Currently, the International Society of Paediatric and Adolescent Diabetes (ISPAD) guidelines recommended all young patients get their blood pressure be tested annually and receive angiotensin-converting enzyme inhibitors (ACEis) when their “average systolic [blood pressure] and/or diastolic [blood pressure] that is ≥95th percentile for gender, age, and height on three or more occasions”.

ACEis “have been effective and safe in children in short-term studies, but are not safe during pregnancy,” they noted.

They further recommend lipids be screened in patients 11 and over “soon after diagnosis (when diabetes is stabilised)” and every five years if readings are normal.
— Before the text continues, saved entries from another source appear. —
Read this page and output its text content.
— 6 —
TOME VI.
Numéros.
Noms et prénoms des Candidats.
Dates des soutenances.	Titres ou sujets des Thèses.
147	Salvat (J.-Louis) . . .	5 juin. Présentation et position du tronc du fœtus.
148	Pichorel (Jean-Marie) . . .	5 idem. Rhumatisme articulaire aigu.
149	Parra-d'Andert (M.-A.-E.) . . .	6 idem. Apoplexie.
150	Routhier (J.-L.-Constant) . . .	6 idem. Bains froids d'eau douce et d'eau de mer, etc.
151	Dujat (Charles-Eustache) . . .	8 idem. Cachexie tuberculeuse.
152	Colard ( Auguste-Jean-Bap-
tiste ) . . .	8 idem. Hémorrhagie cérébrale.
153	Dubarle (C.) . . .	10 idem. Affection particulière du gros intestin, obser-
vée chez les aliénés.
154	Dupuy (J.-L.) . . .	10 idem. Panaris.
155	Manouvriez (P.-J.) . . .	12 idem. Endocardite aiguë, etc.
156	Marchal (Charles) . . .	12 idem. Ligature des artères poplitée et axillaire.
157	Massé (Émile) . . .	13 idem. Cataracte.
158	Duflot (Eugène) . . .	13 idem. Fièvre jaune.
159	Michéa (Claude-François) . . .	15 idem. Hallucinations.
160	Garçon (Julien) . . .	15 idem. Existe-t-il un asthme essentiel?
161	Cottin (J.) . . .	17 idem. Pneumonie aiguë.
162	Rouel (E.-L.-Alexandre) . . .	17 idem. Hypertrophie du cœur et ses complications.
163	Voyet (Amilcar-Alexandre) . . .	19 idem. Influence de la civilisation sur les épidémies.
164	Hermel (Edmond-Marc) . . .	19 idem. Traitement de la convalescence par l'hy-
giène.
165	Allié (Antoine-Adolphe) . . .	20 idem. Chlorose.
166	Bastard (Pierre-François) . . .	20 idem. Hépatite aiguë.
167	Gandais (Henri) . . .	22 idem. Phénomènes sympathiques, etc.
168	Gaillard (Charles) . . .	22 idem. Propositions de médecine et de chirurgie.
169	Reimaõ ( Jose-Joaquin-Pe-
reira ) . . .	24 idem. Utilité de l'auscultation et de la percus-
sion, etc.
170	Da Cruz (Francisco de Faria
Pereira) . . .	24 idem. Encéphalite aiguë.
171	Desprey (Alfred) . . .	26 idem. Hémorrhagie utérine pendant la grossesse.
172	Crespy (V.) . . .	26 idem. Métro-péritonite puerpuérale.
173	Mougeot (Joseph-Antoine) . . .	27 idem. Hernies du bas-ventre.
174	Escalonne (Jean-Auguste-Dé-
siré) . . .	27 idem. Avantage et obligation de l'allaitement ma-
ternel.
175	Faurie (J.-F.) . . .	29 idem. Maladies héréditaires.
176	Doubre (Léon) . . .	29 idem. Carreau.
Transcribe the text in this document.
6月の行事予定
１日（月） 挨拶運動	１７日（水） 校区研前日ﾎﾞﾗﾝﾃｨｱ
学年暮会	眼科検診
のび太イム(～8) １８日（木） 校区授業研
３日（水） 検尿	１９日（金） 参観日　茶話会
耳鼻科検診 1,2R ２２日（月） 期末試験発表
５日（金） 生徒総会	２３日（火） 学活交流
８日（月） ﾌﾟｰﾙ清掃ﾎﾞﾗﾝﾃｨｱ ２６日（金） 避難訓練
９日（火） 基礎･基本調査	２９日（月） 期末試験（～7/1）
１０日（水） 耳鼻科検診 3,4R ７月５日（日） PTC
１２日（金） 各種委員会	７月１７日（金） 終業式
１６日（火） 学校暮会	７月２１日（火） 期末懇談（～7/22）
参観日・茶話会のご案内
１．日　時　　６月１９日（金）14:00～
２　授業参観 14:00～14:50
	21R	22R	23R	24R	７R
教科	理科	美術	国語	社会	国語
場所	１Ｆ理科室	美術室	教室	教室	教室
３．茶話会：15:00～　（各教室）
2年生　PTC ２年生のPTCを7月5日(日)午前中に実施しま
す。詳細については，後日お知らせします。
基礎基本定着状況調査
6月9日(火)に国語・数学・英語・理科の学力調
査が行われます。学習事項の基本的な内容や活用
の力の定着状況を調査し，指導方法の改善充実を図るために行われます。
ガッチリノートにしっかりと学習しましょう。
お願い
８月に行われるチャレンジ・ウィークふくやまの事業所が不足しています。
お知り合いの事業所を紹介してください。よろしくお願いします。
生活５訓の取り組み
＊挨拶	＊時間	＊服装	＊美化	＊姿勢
Patients may be screened earlier, however, if they have an unknown family history or one featuring hypercholesterolaemia or early cardiovascular disease. This caveat helps support the low testing rates in this study’s under 11 cohort.

High low density lipoprotein (LDL) cholesterol is defined as > 2.6 mmol/L, the guidelines state. Where lifestyle changes and improved metabolic control fail to reduce LDL to below 3.4 mmol/L, statins should be started in children aged 11 and over.

Similarly, annual ACR screening should start in 11+ year olds with two to five years diabetes duration, the guidelines read.

Those with persistent albuminuria should receive ACEis or angiotensin receptor blockers to prevent proteinuria, they recommended.

With younger patients at higher risk of adulthood cardiovascular disease, guideline adherence is critical, the study authors suggested.

“Further investigation will explore solutions to increase the frequency of assessments and to guide appropriate treatment for cardiovascular risk, both from the physicians’ and the patients’ perspectives,” they concluded.